2. The method of claim 1 further comprising detecting a resultant increased amphiregulin expression by the hTregs, or a resultant increased proliferation of the Tregs.
3. The method of claim 1 further comprising engineering the hTregs to comprise a T cell receptor (TCR) or chimeric antigen receptor (CAR), of predetermined antigen specificity.
4. The method of claim 1 further comprising the prior step of extracting the Tregs from the person.
5. The method of claim 1, 2, 3 or 4 further comprising the step of introducing into the person the therapeutic formulation.
6. The method of claim 5 wherein the person is in need of tissue repair, and the introduction of the hTregs promotes tissue repair in the person.
7. The method of claim 6 wherein the tissue repair is lung infection injury repair.
8. The method of claim 6 wherein the tissue repair is cornea injury repair.
9. The method of claim 6 further comprising detecting a resultant increased tissue repair.
10. The method of claim 1 or wherein the hTregs comprise a T cell receptor (TCR) or chimeric antigen receptor (CAR), of predetermined antigen specificity.
11. The method of claim 5 or wherein the hTregs comprise a T cell receptor (TCR) or chimeric antigen receptor (CAR), of predetermined antigen specificity.
12. The method of claim 9 or wherein the hTregs comprise a T cell receptor (TCR) or chimeric antigen receptor (CAR), of predetermined antigen specificity.

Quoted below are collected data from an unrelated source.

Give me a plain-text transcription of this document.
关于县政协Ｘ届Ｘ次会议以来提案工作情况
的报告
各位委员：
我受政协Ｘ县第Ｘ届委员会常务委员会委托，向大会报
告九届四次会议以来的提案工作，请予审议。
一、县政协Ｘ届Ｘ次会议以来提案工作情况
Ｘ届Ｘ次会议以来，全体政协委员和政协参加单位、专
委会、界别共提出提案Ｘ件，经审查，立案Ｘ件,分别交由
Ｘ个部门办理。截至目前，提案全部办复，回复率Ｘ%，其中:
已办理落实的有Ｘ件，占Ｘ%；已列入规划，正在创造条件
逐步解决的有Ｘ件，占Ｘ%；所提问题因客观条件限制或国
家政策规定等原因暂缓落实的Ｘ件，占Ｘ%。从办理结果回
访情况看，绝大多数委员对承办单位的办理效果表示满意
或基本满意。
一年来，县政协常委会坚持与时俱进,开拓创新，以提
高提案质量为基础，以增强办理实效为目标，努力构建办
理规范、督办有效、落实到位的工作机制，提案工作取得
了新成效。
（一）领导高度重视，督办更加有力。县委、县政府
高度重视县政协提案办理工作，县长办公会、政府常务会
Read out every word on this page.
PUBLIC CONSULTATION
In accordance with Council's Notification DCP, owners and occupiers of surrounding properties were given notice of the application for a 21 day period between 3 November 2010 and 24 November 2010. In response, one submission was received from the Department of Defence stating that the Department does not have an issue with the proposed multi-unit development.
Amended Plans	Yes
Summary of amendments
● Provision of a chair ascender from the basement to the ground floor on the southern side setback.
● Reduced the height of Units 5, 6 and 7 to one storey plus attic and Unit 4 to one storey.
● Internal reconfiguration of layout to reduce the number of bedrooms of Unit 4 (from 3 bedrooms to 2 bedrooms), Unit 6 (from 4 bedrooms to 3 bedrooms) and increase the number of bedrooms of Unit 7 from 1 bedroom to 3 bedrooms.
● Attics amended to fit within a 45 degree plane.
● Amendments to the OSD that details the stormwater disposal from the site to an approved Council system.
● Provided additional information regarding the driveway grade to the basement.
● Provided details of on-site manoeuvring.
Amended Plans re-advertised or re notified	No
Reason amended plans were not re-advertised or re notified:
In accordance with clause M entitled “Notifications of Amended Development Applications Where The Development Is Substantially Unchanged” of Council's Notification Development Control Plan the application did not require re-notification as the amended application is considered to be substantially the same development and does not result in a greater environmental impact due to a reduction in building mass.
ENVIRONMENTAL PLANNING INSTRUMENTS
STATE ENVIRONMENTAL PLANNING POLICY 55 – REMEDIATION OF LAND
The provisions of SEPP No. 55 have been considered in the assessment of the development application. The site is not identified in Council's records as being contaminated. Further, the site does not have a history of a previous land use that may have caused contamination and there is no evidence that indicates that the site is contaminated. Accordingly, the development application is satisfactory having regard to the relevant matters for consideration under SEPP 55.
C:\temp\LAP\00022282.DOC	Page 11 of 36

13. The method of claim 1 wherein the agonist is selected from: compound 3 (N-4-butyl-6- methyl-5-(3-morpholinopropyl)-pyrimidine-2, 4-diamine; SM-360320, SM-276001; TMX101, TMX-202, TMX-302 and TMX-306; SZU-101, CL264, CL307, CL347 (AdiFectin), CL413 (Adilipoline), CL572; GSK2245035, DSR-6434, DSR- 29133; Loxoribine, isatoribine; Selgantolimod, GS-9620; 52al, SCI (Pluripotin); VTX-2337 (Motolimod), VTX-1463, VTX- 294, VTX763, VTX463; TL8-506; Imiquimod (R-837, Aldara), Resiquimod (R-848); 3M-001, 3M-002, 3M-003, 3M-052 (Telratolimod), Gardiquimod; CL075, and LHC165.

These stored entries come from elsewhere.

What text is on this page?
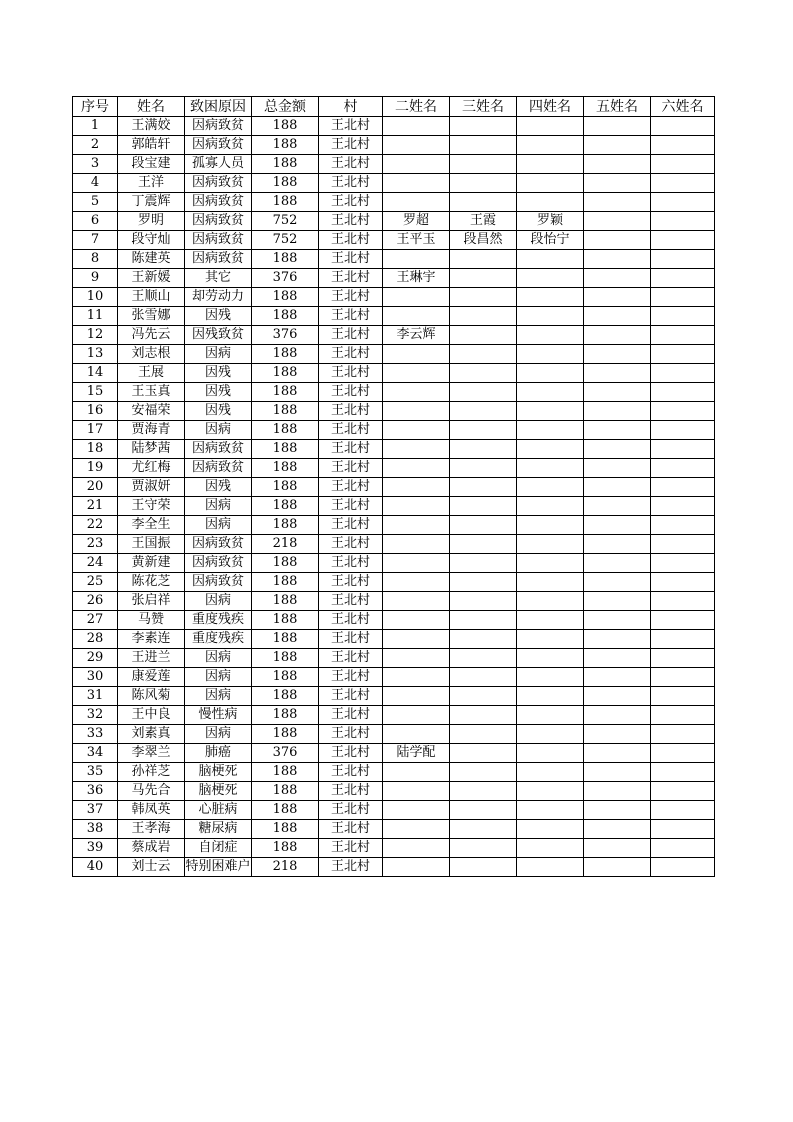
序号	姓名	致困原因	总金额	村	二姓名	三姓名	四姓名	五姓名	六姓名
1	王满姣	因病致贫	188	王北村					
2	郭皓轩	因病致贫	188	王北村					
3	段宝建	孤寡人员	188	王北村					
4	王洋	因病致贫	188	王北村					
5	丁震辉	因病致贫	188	王北村					
6	罗明	因病致贫	752	王北村	罗超	王霞	罗颖		
7	段守灿	因病致贫	752	王北村	王平玉	段昌然	段怡宁		
8	陈建英	因病致贫	188	王北村					
9	王新媛	其它	376	王北村	王琳宇				
10	王顺山	却劳动力	188	王北村					
11	张雪娜	因残	188	王北村					
12	冯先云	因残致贫	376	王北村	李云辉				
13	刘志根	因病	188	王北村					
14	王展	因残	188	王北村					
15	王玉真	因残	188	王北村					
16	安福荣	因残	188	王北村					
17	贾海青	因病	188	王北村					
18	陆梦茜	因病致贫	188	王北村					
19	尤红梅	因病致贫	188	王北村					
20	贾淑妍	因残	188	王北村					
21	王守荣	因病	188	王北村					
22	李全生	因病	188	王北村					
23	王国振	因病致贫	218	王北村					
24	黄新建	因病致贫	188	王北村					
25	陈花芝	因病致贫	188	王北村					
26	张启祥	因病	188	王北村					
27	马赞	重度残疾	188	王北村					
28	李素连	重度残疾	188	王北村					
29	王进兰	因病	188	王北村					
30	康爱莲	因病	188	王北村					
31	陈风菊	因病	188	王北村					
32	王中良	慢性病	188	王北村					
33	刘素真	因病	188	王北村					
34	李翠兰	肺癌	376	王北村	陆学配				
35	孙祥芝	脑梗死	188	王北村					
36	马先合	脑梗死	188	王北村					
37	韩凤英	心脏病	188	王北村					
38	王孝海	糖尿病	188	王北村					
39	蔡成岩	自闭症	188	王北村					
40	刘士云	特别困难户	218	王北村					
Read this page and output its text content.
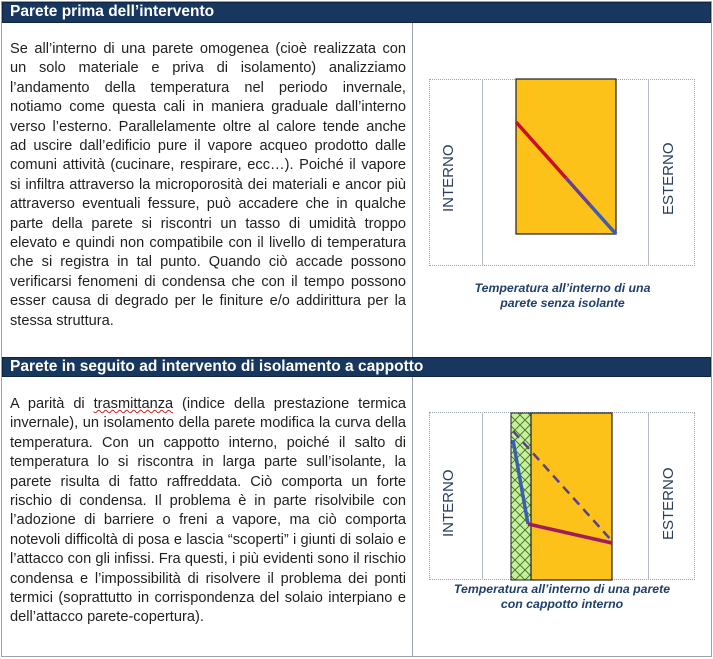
Parete prima dell’intervento
Se all’interno di una parete omogenea (cioè realizzata con un solo materiale e priva di isolamento) analizziamo l’andamento della temperatura nel periodo invernale, notiamo come questa cali in maniera graduale dall’interno verso l’esterno. Parallelamente oltre al calore tende anche ad uscire dall’edificio pure il vapore acqueo prodotto dalle comuni attività (cucinare, respirare, ecc…). Poiché il vapore si infiltra attraverso la microporosità dei materiali e ancor più attraverso eventuali fessure, può accadere che in qualche parte della parete si riscontri un tasso di umidità troppo elevato e quindi non compatibile con il livello di temperatura che si registra in tal punto. Quando ciò accade possono verificarsi fenomeni di condensa che con il tempo possono esser causa di degrado per le finiture e/o addirittura per la stessa struttura.
INTERNO	ESTERNO
Temperatura all’interno di una parete senza isolante
Parete in seguito ad intervento di isolamento a cappotto
A parità di trasmittanza (indice della prestazione termica invernale), un isolamento della parete modifica la curva della temperatura. Con un cappotto interno, poiché il salto di temperatura lo si riscontra in larga parte sull’isolante, la parete risulta di fatto raffreddata. Ciò comporta un forte rischio di condensa. Il problema è in parte risolvibile con l’adozione di barriere o freni a vapore, ma ciò comporta notevoli difficoltà di posa e lascia “scoperti” i giunti di solaio e l’attacco con gli infissi. Fra questi, i più evidenti sono il rischio condensa e l’impossibilità di risolvere il problema dei ponti termici (soprattutto in corrispondenza del solaio interpiano e dell’attacco parete-copertura).
INTERNO	ESTERNO
Temperatura all’interno di una parete con cappotto interno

14. The method of claim 5 wherein the agonist is selected from: compound 3 (N-4-butyl-6- methyl-5-(3-morpholinopropyl)-pyrimidine-2, 4-diamine; SM-360320, SM-276001; TMX101, TMX-202, TMX-302 and TMX-306; SZU-101, CL264, CL307, CL347 (AdiFectin), CL413 (Adilipoline), CL572; GSK2245035, DSR-6434, DSR- 29133; Loxoribine, isatoribine; Selgantolimod, GS-9620; 52al, SCI (Pluripotin); VTX-2337 (Motolimod), VTX-1463, VTX- 294, VTX763, VTX463; TL8-506; Imiquimod (R-837, Aldara), Resiquimod (R-848); 3M-001, 3M-002, 3M-003, 3M-052 (Telratolimod), Gardiquimod; CL075, and LHC165.

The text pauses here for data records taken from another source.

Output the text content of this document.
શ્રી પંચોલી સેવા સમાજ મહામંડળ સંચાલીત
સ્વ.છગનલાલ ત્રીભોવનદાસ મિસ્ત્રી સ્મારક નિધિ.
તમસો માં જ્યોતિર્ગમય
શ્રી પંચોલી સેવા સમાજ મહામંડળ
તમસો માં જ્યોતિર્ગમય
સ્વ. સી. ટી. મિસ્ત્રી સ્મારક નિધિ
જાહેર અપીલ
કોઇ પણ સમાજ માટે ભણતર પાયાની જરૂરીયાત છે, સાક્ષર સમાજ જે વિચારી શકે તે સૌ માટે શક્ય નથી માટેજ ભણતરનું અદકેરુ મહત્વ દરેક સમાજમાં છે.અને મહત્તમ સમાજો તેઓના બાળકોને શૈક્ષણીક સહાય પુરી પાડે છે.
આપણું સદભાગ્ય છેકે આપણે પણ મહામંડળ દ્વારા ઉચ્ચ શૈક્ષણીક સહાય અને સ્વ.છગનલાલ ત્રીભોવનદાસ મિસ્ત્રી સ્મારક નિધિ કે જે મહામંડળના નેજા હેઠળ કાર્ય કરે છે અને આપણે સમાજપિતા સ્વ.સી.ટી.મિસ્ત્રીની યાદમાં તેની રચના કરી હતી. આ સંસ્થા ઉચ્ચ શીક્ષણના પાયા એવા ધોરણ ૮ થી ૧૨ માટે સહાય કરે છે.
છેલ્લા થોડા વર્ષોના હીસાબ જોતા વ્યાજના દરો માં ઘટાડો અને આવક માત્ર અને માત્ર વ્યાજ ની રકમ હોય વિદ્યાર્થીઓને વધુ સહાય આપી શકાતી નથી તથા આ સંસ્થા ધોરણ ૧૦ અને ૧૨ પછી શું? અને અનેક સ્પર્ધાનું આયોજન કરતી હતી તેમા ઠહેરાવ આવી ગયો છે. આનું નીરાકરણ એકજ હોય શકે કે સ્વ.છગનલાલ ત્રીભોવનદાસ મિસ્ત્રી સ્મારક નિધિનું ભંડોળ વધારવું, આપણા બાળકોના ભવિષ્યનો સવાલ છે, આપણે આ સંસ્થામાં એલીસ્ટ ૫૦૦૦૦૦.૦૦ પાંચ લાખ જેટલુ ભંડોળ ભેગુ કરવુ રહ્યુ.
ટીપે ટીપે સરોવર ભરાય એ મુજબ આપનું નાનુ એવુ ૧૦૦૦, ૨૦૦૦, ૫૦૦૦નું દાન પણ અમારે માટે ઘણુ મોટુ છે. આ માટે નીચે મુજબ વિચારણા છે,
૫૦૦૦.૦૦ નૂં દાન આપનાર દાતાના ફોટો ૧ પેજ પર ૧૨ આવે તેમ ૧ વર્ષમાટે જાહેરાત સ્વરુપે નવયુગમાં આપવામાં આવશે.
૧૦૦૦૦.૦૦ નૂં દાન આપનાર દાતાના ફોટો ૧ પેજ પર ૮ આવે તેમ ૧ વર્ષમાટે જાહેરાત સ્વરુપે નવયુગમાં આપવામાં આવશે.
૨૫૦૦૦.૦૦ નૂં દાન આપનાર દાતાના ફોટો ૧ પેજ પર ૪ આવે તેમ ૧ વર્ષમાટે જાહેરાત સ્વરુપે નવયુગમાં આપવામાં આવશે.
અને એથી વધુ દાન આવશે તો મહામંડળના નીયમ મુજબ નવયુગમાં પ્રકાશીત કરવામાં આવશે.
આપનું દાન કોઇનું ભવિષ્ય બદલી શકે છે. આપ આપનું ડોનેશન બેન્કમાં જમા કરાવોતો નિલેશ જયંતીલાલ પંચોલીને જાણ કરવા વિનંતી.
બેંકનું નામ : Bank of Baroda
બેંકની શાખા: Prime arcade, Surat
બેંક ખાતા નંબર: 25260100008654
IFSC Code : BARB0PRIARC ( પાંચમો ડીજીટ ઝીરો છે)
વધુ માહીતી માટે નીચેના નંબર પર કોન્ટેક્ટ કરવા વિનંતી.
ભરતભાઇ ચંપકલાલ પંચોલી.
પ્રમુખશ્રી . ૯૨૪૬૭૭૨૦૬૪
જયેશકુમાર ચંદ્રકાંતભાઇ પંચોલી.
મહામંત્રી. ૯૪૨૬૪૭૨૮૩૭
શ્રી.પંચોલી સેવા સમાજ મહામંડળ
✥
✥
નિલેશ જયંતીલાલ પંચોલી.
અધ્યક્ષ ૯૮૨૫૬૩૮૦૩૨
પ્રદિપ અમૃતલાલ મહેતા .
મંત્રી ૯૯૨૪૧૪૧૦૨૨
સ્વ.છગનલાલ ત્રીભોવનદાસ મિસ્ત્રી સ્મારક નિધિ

15. The method of claim 9 wherein the agonist is selected from: compound 3 (N-4-butyl-6- methyl-5-(3-morpholinopropyl)-pyrimidine-2, 4-diamine; SM-360320, SM-276001; TMX101, TMX-202, TMX-302 and TMX-306; SZU-101, CL264, CL307, CL347 (AdiFectin), CL413 (Adilipoline), CL572; GSK2245035, DSR-6434, DSR- 29133; Loxoribine, isatoribine; Selgantolimod, GS-9620; 52al, SCI (Pluripotin); VTX-2337 (Motolimod), VTX-1463, VTX- 294, VTX763, VTX463; TL8-506; Imiquimod (R-837, Aldara), Resiquimod (R-848); 3M-001, 3M-002, 3M-003, 3M-052 (Telratolimod), Gardiquimod; CL075, and LHC165.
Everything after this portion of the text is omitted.